Token issuance cross multi datacenter

Hello Community!

I have an 'interesting'  puzzle. We have a 2 Data Center setup. In some instances we see that the token issued in dc1 isn't available in dc2 for some time (actually milliseconds, but its impacting the client so they win). Is there a way to pin the subsequent requests to the issuing datacenter until the token makes its way to the other datacenter? Or is there a way to have it issued into both datacenters at the same time?

Solved Solved
1 7 522
1 ACCEPTED SOLUTION

One hacky way to insure tokens are available might be to simply delay in the API proxy for some time, which should accommodate the C* propagation. This implies a change in your API Proxy. This "delay" callout might help. 

Another way to address this might be to use client-to-datacenter affinity, so that a client always uses the same DC if it is available, regardless of what token it presents. This requires a networking change. 

View solution in original post

7 REPLIES 7

This is OPDK?

One hacky way to insure tokens are available might be to simply delay in the API proxy for some time, which should accommodate the C* propagation. This implies a change in your API Proxy. This "delay" callout might help. 

Another way to address this might be to use client-to-datacenter affinity, so that a client always uses the same DC if it is available, regardless of what token it presents. This requires a networking change. 

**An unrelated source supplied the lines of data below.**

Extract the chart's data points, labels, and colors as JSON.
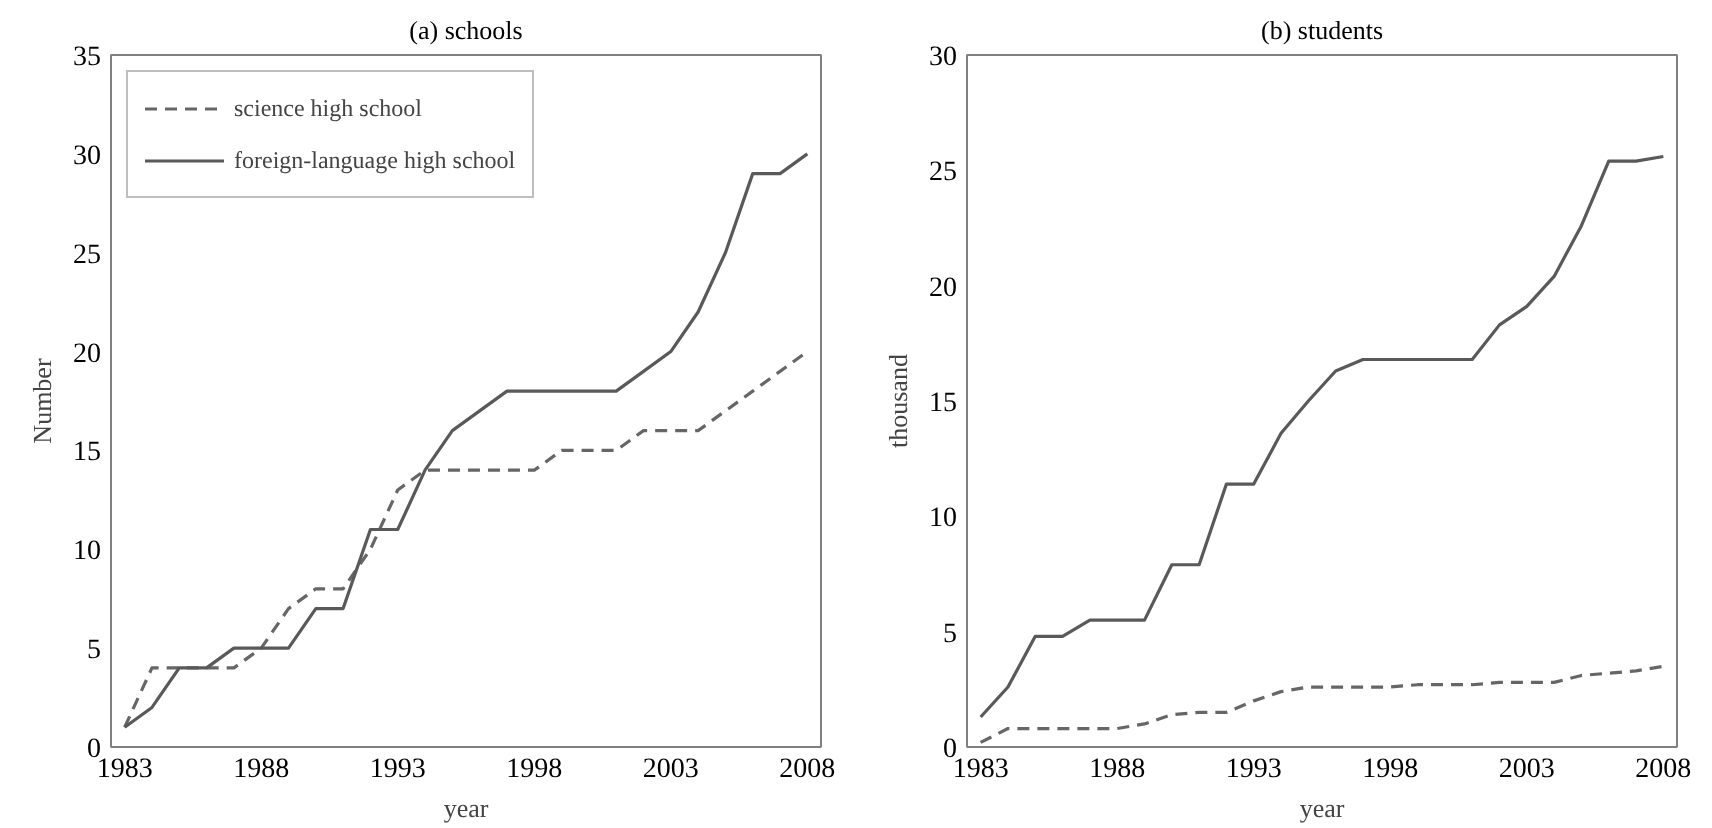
{
  "chart_data": [
    {
      "type": "line",
      "title": "(a) schools",
      "xlabel": "year",
      "ylabel": "Number",
      "x": [
        1983,
        1984,
        1985,
        1986,
        1987,
        1988,
        1989,
        1990,
        1991,
        1992,
        1993,
        1994,
        1995,
        1996,
        1997,
        1998,
        1999,
        2000,
        2001,
        2002,
        2003,
        2004,
        2005,
        2006,
        2007,
        2008
      ],
      "series": [
        {
          "name": "science high school",
          "color": "#666666",
          "line_style": "dashed",
          "values": [
            1,
            4,
            4,
            4,
            4,
            5,
            7,
            8,
            8,
            10,
            13,
            14,
            14,
            14,
            14,
            14,
            15,
            15,
            15,
            16,
            16,
            16,
            17,
            18,
            19,
            20
          ]
        },
        {
          "name": "foreign-language high school",
          "color": "#595959",
          "line_style": "solid",
          "values": [
            1,
            2,
            4,
            4,
            5,
            5,
            5,
            7,
            7,
            11,
            11,
            14,
            16,
            17,
            18,
            18,
            18,
            18,
            18,
            19,
            20,
            22,
            25,
            29,
            29,
            30
          ]
        }
      ],
      "xlim": [
        1982.5,
        2008.5
      ],
      "xticks": [
        1983,
        1988,
        1993,
        1998,
        2003,
        2008
      ],
      "ylim": [
        0,
        35
      ],
      "yticks": [
        0,
        5,
        10,
        15,
        20,
        25,
        30,
        35
      ],
      "grid": false,
      "legend": "top left"
    },
    {
      "type": "line",
      "title": "(b) students",
      "xlabel": "year",
      "ylabel": "thousand",
      "x": [
        1983,
        1984,
        1985,
        1986,
        1987,
        1988,
        1989,
        1990,
        1991,
        1992,
        1993,
        1994,
        1995,
        1996,
        1997,
        1998,
        1999,
        2000,
        2001,
        2002,
        2003,
        2004,
        2005,
        2006,
        2007,
        2008
      ],
      "series": [
        {
          "color": "#666666",
          "line_style": "dashed",
          "values": [
            0.2,
            0.8,
            0.8,
            0.8,
            0.8,
            0.8,
            1.0,
            1.4,
            1.5,
            1.5,
            2.0,
            2.4,
            2.6,
            2.6,
            2.6,
            2.6,
            2.7,
            2.7,
            2.7,
            2.8,
            2.8,
            2.8,
            3.1,
            3.2,
            3.3,
            3.5
          ]
        },
        {
          "color": "#595959",
          "line_style": "solid",
          "values": [
            1.3,
            2.6,
            4.8,
            4.8,
            5.5,
            5.5,
            5.5,
            7.9,
            7.9,
            11.4,
            11.4,
            13.6,
            15.0,
            16.3,
            16.8,
            16.8,
            16.8,
            16.8,
            16.8,
            18.3,
            19.1,
            20.4,
            22.6,
            25.4,
            25.4,
            25.6
          ]
        }
      ],
      "xlim": [
        1982.5,
        2008.5
      ],
      "xticks": [
        1983,
        1988,
        1993,
        1998,
        2003,
        2008
      ],
      "ylim": [
        0,
        30
      ],
      "yticks": [
        0,
        5,
        10,
        15,
        20,
        25,
        30
      ],
      "grid": false
    }
  ]
}
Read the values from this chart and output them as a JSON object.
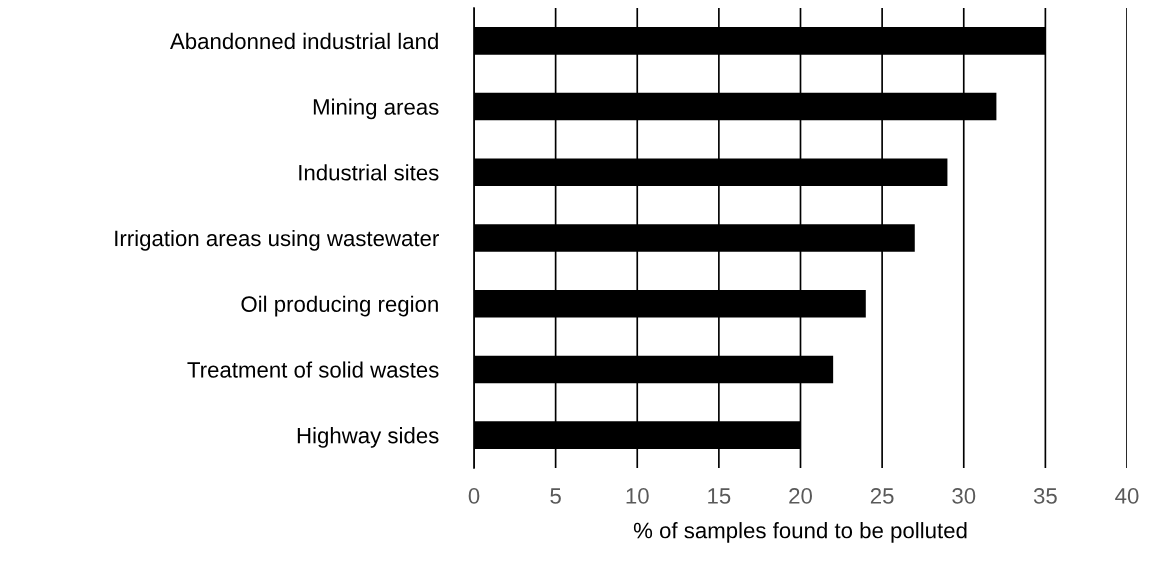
{
  "chart_data": {
    "type": "bar",
    "orientation": "horizontal",
    "xlabel": "% of samples found to be polluted",
    "categories": [
      "Abandonned industrial land",
      "Mining areas",
      "Industrial sites",
      "Irrigation areas using wastewater",
      "Oil producing region",
      "Treatment of solid wastes",
      "Highway sides"
    ],
    "values": [
      35,
      32,
      29,
      27,
      24,
      22,
      20
    ],
    "color": "#000000",
    "xlim": [
      0,
      40
    ],
    "xticks": [
      0,
      5,
      10,
      15,
      20,
      25,
      30,
      35,
      40
    ],
    "grid": "x",
    "legend": false
  }
}
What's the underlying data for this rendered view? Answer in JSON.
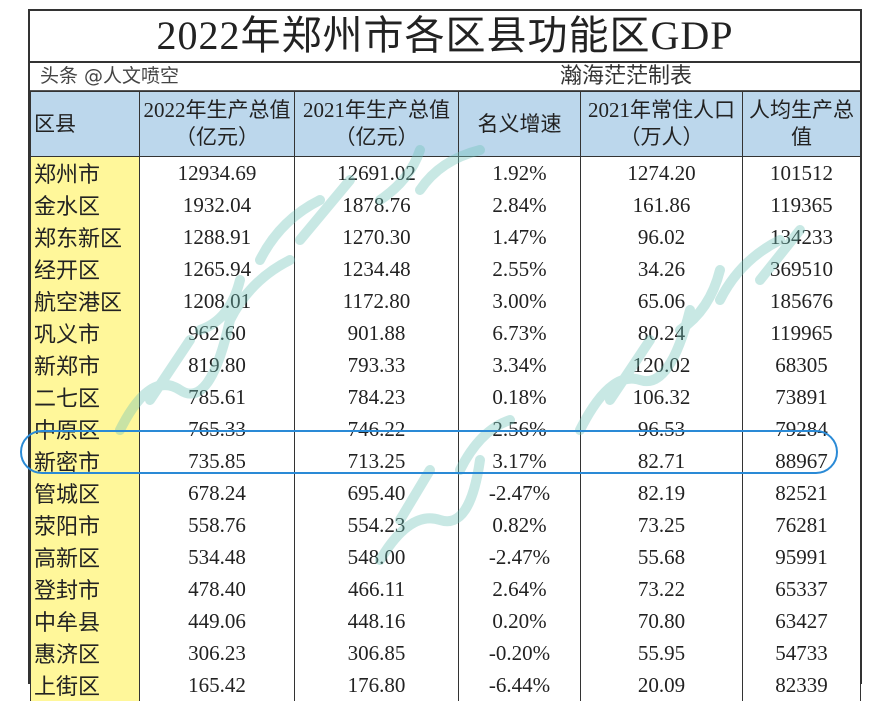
{
  "title": "2022年郑州市各区县功能区GDP",
  "subtitle": "瀚海茫茫制表",
  "headers": [
    "区县",
    "2022年生产总值（亿元）",
    "2021年生产总值（亿元）",
    "名义增速",
    "2021年常住人口（万人）",
    "人均生产总值"
  ],
  "rows": [
    [
      "郑州市",
      "12934.69",
      "12691.02",
      "1.92%",
      "1274.20",
      "101512"
    ],
    [
      "金水区",
      "1932.04",
      "1878.76",
      "2.84%",
      "161.86",
      "119365"
    ],
    [
      "郑东新区",
      "1288.91",
      "1270.30",
      "1.47%",
      "96.02",
      "134233"
    ],
    [
      "经开区",
      "1265.94",
      "1234.48",
      "2.55%",
      "34.26",
      "369510"
    ],
    [
      "航空港区",
      "1208.01",
      "1172.80",
      "3.00%",
      "65.06",
      "185676"
    ],
    [
      "巩义市",
      "962.60",
      "901.88",
      "6.73%",
      "80.24",
      "119965"
    ],
    [
      "新郑市",
      "819.80",
      "793.33",
      "3.34%",
      "120.02",
      "68305"
    ],
    [
      "二七区",
      "785.61",
      "784.23",
      "0.18%",
      "106.32",
      "73891"
    ],
    [
      "中原区",
      "765.33",
      "746.22",
      "2.56%",
      "96.53",
      "79284"
    ],
    [
      "新密市",
      "735.85",
      "713.25",
      "3.17%",
      "82.71",
      "88967"
    ],
    [
      "管城区",
      "678.24",
      "695.40",
      "-2.47%",
      "82.19",
      "82521"
    ],
    [
      "荥阳市",
      "558.76",
      "554.23",
      "0.82%",
      "73.25",
      "76281"
    ],
    [
      "高新区",
      "534.48",
      "548.00",
      "-2.47%",
      "55.68",
      "95991"
    ],
    [
      "登封市",
      "478.40",
      "466.11",
      "2.64%",
      "73.22",
      "65337"
    ],
    [
      "中牟县",
      "449.06",
      "448.16",
      "0.20%",
      "70.80",
      "63427"
    ],
    [
      "惠济区",
      "306.23",
      "306.85",
      "-0.20%",
      "55.95",
      "54733"
    ],
    [
      "上街区",
      "165.42",
      "176.80",
      "-6.44%",
      "20.09",
      "82339"
    ]
  ],
  "highlighted_row": "新密市",
  "watermark": "瀚海茫茫",
  "credit": "头条 @人文喷空",
  "colors": {
    "header_bg": "#bcd7ec",
    "name_col_bg": "#fff79a",
    "highlight_oval": "#2a8ad6"
  }
}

The real question is why the clients are allowed to use each region in a form of round-robin fashion, for this to be a real issue (i.e. auth request on one region, use of the token on the second). Best solution is to configure at network level in the GTM/BigIP/Netscaler a Source-IP (or other, based on a response header, for example, assuming the GTM does TLS termination) based affinity. It's usually done by adding an iRule in BigIP; this is complemented by extra rules to balance the load on each region. It also depends on geographical location of clients and regions. I also assume this is not OPDK on GCP regions, where we do have anycast. It's not generally a good idea to add a fixed extra response latency while issuing tokens, as the C* cross DC replication latency is a variable function of DB load, B/W, API traffic volumes. Also good idea to monitor the C* replication lag real time and alert if a threshold is breached: https://github.com/gitaroktato/cassandra-replication-latency-tools

Hi Nicola, there are cases where customer uses multi-dc (dc-2) as active-active and all accessible cluster, that might be in same physical DC. I always though that multi DC good for geo scaling, but in some cases its the same country, but DR site that used as active. I've seen some replication delays if you letting customers use your multi-dc at the same time with global LB on top. 

One of the solutions I also can see is sticky session - client that started the session will be working against same RMPs and, same DC. 

You are  correct, Denis; stickiness falls under the umbrella of "based on a response header", but in general this would involve API design and if a "session" is actually involved. REST, otherwise, is stateless.

It is, but LB can stick to IP or a bunch of other TCP stream params, you actually don't explicitly need to 'stick' some param back to the client. 

Yes, that is the easiest way to configure it. You can additionally configure the GTM to still be fair in the way it distributes the requests across sites, with additional iRules in bigIP, for example.